Hepimiz güzel filmler izlemişizdir, birisinden duymuşuzdur, internette bir blogda denk gelmişizdir, sinemada denk gelmişizdir vs. Benim Warrior ile tanışmam yakın bir arkadaşım sayesinde oldu. 2011 yapımı bir film ve ben birkaç kez izledim ve halen izlememiş yada kaçırmış olan insanların olduğunu görüncede bu yazıyı yazmaya karar verdim. İşin tuhaf yanı filmin adına, afişine bakıp hareket eden biri olsaydım eğer bende böylesine mükemmel bir şöleni izleyememiş olacaktım. En sevdiğim insan tipi özelliklerinden biri olan, dış görünüşüne, kılığına göre işin yada nesnenin veya insanın hareket etmemektir ki bu özelliği kendimede almışım. İşte Warrior’da sözlük anlamı olarak, film afişine de bakarak klasik hollywood saçmalıkları gibi geliyor kulağa ama iş öyle değil çok şükür ki…
Aslında hikaye klasik Amerikan tarzı bir aile hikayesi… Ayyaş bir baba, kötü muamele gören ve hasta olan kaybedilmiş bir anne, bir kıza aşık olup herşeyden uzaklaşan ama aklı ailesinde olan bir abi ve tabi ki bir de ordu mensubu kızgın bir kahraman kardeş
Şimdi böyle anlatınca bana bile ben bu filmin nesini yazıyorum dedirtiyor. Evet izlemeden gerçektende bu psikolojiye girebilirsiniz. Konunun bu kadar basit olması ama oyunculukların ve hikayede küçük ayrıntıların inanılmaz etkili olması, kameramanın çekimlerinden, filmin müziklerini mükemmel bir şekilde götüren The National’a kadar herşey o kadar mükemmel ki işte bu hikayeyi değilde onların hikayesini içinizde hissederek yaşıyorsunuz.
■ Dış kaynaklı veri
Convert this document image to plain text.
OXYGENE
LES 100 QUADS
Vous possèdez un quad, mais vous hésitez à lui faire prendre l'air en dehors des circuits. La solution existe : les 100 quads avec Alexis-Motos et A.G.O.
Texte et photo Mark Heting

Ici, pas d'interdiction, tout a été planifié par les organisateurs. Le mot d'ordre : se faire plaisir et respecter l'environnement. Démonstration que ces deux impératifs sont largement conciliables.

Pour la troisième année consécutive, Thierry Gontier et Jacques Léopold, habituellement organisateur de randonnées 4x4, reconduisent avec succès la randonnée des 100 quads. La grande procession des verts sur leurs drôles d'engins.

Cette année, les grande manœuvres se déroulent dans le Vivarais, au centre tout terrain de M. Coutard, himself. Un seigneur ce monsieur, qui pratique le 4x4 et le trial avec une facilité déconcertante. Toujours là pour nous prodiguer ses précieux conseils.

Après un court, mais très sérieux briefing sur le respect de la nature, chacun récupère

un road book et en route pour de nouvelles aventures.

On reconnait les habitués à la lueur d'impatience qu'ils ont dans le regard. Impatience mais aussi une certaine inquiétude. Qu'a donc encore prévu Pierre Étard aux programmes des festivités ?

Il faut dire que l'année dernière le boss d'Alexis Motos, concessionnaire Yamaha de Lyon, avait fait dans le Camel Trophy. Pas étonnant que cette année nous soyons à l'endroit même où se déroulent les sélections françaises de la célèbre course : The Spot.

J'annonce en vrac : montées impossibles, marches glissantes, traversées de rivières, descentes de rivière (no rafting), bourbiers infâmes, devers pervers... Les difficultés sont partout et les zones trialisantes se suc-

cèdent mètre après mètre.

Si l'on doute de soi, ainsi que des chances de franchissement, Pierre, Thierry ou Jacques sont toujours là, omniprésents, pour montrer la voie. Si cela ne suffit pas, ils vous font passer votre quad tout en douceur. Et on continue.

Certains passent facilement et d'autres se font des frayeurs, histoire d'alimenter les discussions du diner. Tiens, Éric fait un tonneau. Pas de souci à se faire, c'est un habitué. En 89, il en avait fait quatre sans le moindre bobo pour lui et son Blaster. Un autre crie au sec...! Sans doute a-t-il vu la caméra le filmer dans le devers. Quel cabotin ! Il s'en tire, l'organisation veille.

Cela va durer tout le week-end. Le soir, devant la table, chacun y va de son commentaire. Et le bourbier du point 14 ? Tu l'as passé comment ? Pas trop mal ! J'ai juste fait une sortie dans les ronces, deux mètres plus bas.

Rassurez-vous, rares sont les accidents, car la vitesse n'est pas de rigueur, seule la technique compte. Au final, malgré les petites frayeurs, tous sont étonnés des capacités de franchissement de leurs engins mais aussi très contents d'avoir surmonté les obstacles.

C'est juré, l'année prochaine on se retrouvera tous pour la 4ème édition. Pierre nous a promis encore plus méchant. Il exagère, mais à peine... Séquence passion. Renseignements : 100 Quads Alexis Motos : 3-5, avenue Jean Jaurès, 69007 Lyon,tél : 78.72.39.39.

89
En sonunda ise inanılmaz gerçekçi bir kavga sahnesinde bu ailenin yıkıntı halinde ki bireylerini kafes dövüşünde izliyorsunuz. Zaten bu da size tokat gibi çarpıyor. Ama finalde ki About Today öyle bir zamanda başlıyor ki işte gözlerinizde ki yanmanın nedenini o an anlıyor ve tutmakta zorlanıyorsunuz, zorlanıyorsunuz çünkü gözyaşı göz bebeğinden ayrıldığında 40 derecelik bir sıcaklığa sahip… Dövüş sahnesinde bu tip bir duyguya kapılmanızı sağlayan bu yönetmene bu senaryoya ve en önemliside bu ekibe teşekkürü bir borç biliyorsunuz.
Yönetmenimiz Gavin O’Connor kendisi çok bilindik biri değil fakat bir Edward Norton ve Colin Farrel filmi olan Pride and Glory’nin yönetmeni. Her ne kadar iyi eleştirilere sahip olmasada iyi bir film denebilir. Başrollerde ise Batman Dark Knight Rises’da Batman’i kıran adamımız Bane’yi canlandıran Tom Hardy, Star Wars filminin Owen Lars’ı olan Joel Edgerton, ve filmdeki otel sahnesinde kulağında walkman elinde viski şişesiyle yaptığı oyunculukla ne kadar iyi olduğunu kanıtlayan Nick Nolte yer alıyor.
Film hakkında söylenecek o kadar çok şey var ki ama ilk olarak izlemenizi tavsiye ediyorum.